Thursday, June 2, 2011

For what it's worth . . .

Thousands of protesters poured into the streets in towns and cities across Syria after Friday prayers to demand the end of President Bashar al-Assad’s regime, in the latest sign that the government’s strategy of relying on overwhelming force to crush dissent is failing.

Activists dedicated this 10th consecutive Friday of protests to the army, dubbing the day “Guardians of the Homeland Friday” in an effort to woo the military to the demonstrators’ side. Protesters were told to take flowers and offer them to soldiers who sought to suppress the demonstrations. In many towns, protesters chanted, “The people and the army are one,” echoing the calls heard at protests in Egypt, where the army’s refusal to fire on demonstrators proved crucial to the outcome of the revolution.
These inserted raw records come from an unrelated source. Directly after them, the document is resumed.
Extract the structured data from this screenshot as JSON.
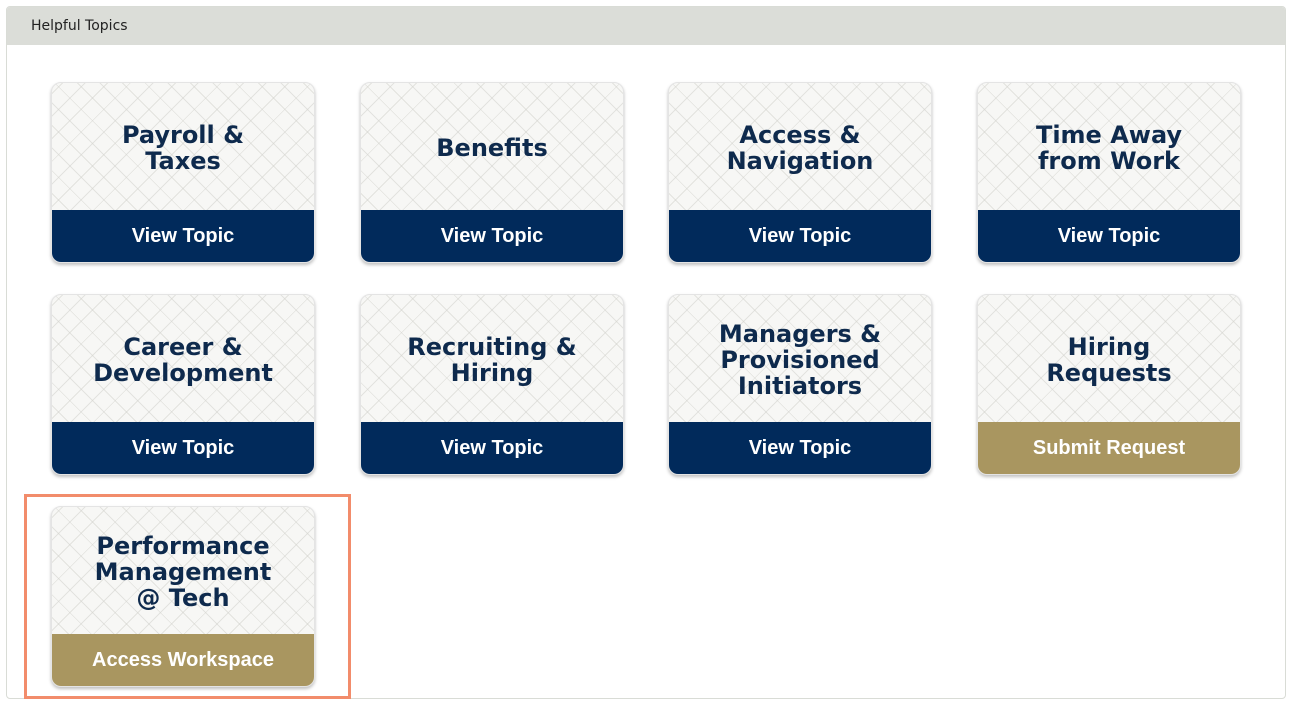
{
  "panel": {
    "title": "Helpful Topics"
  },
  "cards": [
    {
      "title": "Payroll &\nTaxes",
      "button": "View Topic",
      "button_style": "navy"
    },
    {
      "title": "Benefits",
      "button": "View Topic",
      "button_style": "navy"
    },
    {
      "title": "Access &\nNavigation",
      "button": "View Topic",
      "button_style": "navy"
    },
    {
      "title": "Time Away\nfrom Work",
      "button": "View Topic",
      "button_style": "navy"
    },
    {
      "title": "Career &\nDevelopment",
      "button": "View Topic",
      "button_style": "navy"
    },
    {
      "title": "Recruiting &\nHiring",
      "button": "View Topic",
      "button_style": "navy"
    },
    {
      "title": "Managers &\nProvisioned\nInitiators",
      "button": "View Topic",
      "button_style": "navy"
    },
    {
      "title": "Hiring\nRequests",
      "button": "Submit Request",
      "button_style": "gold"
    },
    {
      "title": "Performance\nManagement\n@ Tech",
      "button": "Access Workspace",
      "button_style": "gold"
    }
  ],
  "colors": {
    "navy": "#012a5b",
    "gold": "#a99660",
    "title_text": "#0e2a4d",
    "highlight": "#f28c6b"
  }
}
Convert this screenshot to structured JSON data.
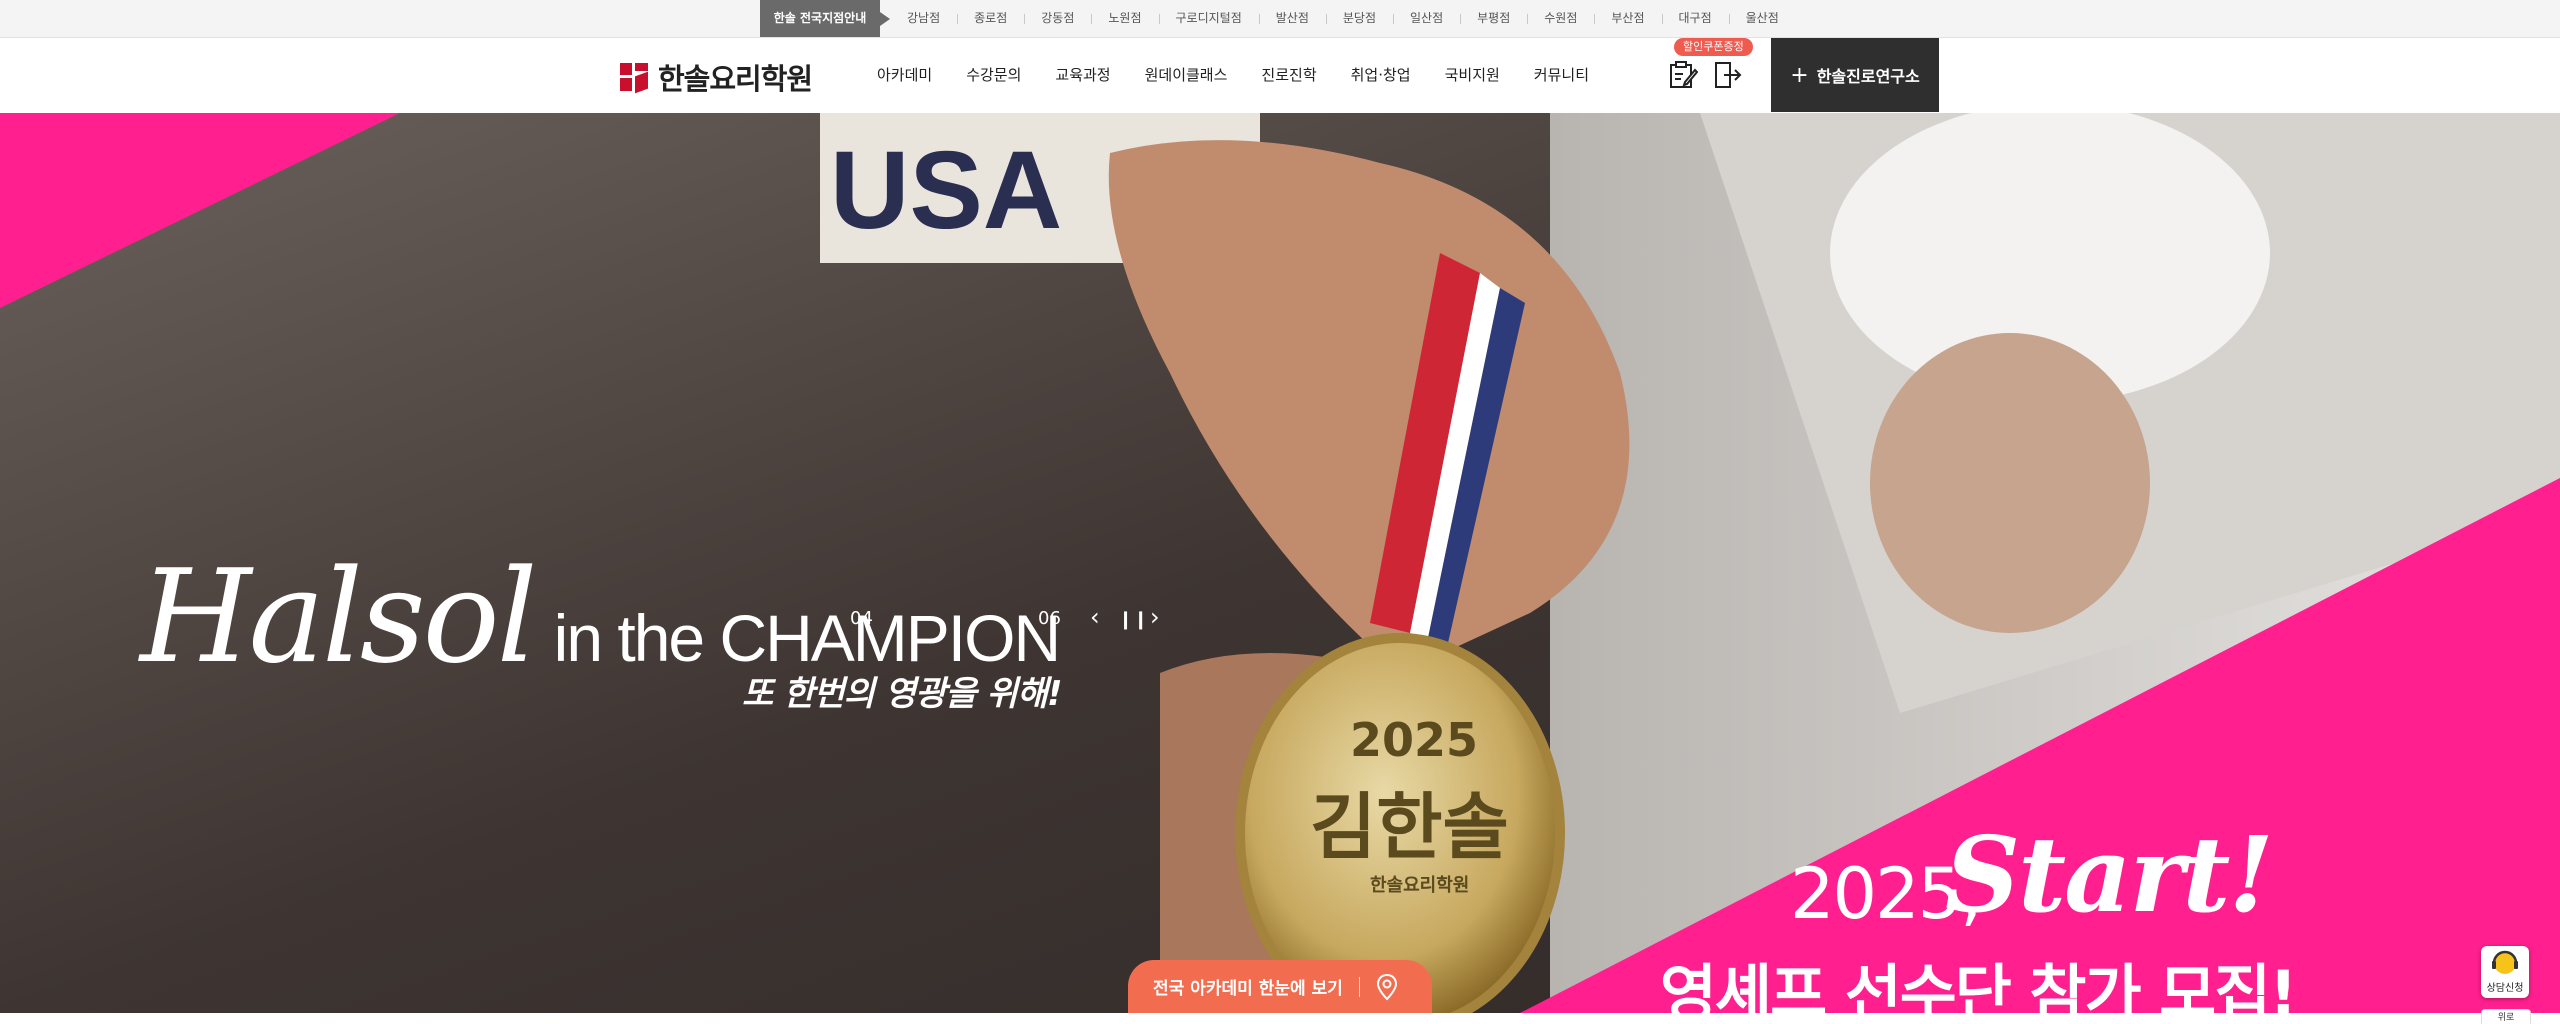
{
  "branch_bar": {
    "guide_label": "한솔 전국지점안내",
    "branches": [
      "강남점",
      "종로점",
      "강동점",
      "노원점",
      "구로디지털점",
      "발산점",
      "분당점",
      "일산점",
      "부평점",
      "수원점",
      "부산점",
      "대구점",
      "울산점"
    ]
  },
  "header": {
    "logo_text": "한솔요리학원",
    "nav": [
      "아카데미",
      "수강문의",
      "교육과정",
      "원데이클래스",
      "진로진학",
      "취업·창업",
      "국비지원",
      "커뮤니티"
    ],
    "coupon_badge": "할인쿠폰증정",
    "lab_button": "한솔진로연구소"
  },
  "hero": {
    "title_script": "Halsol",
    "title_rest": "in the CHAMPION",
    "subtitle": "또 한번의 영광을 위해!",
    "slide_current": "04",
    "slide_total": "06",
    "promo_year": "2025,",
    "promo_start": "Start!",
    "promo_recruit": "영셰프 선수단 참가 모집!",
    "medal_year": "2025",
    "medal_name": "김한솔",
    "medal_academy": "한솔요리학원"
  },
  "map_button": {
    "label": "전국 아카데미 한눈에 보기"
  },
  "consult_widget": {
    "label": "상담신청",
    "sub_label": "위로"
  },
  "colors": {
    "accent_pink": "#ff1f8e",
    "brand_red": "#c8102e",
    "map_orange": "#f26d4f",
    "dark": "#2f2f2f"
  }
}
Five demonstrators were reported killed in suburbs of the capital, Damascus, when troops opened fire, according to Wissam Tarif of the human rights monitoring group Insan. It was not clear, however, whether army troops, police or the shadowy “shabiha” — armed irregulars loyal to Assad’s government — were responsible.
http://www.washingtonpost.com/world/middle-east/syrians-sustain-their-protests-troops-open-fire/2011/05/27/AGUwPnCH_story.html

Libya plans to shoot demonstrators, so we bomb Libya in support of Libyan revolutionaries.

Syria actually shoots, kills and tortures demonstrators, and we do nothing.

Could it be that Libya has lots of oil and Syria doesn't?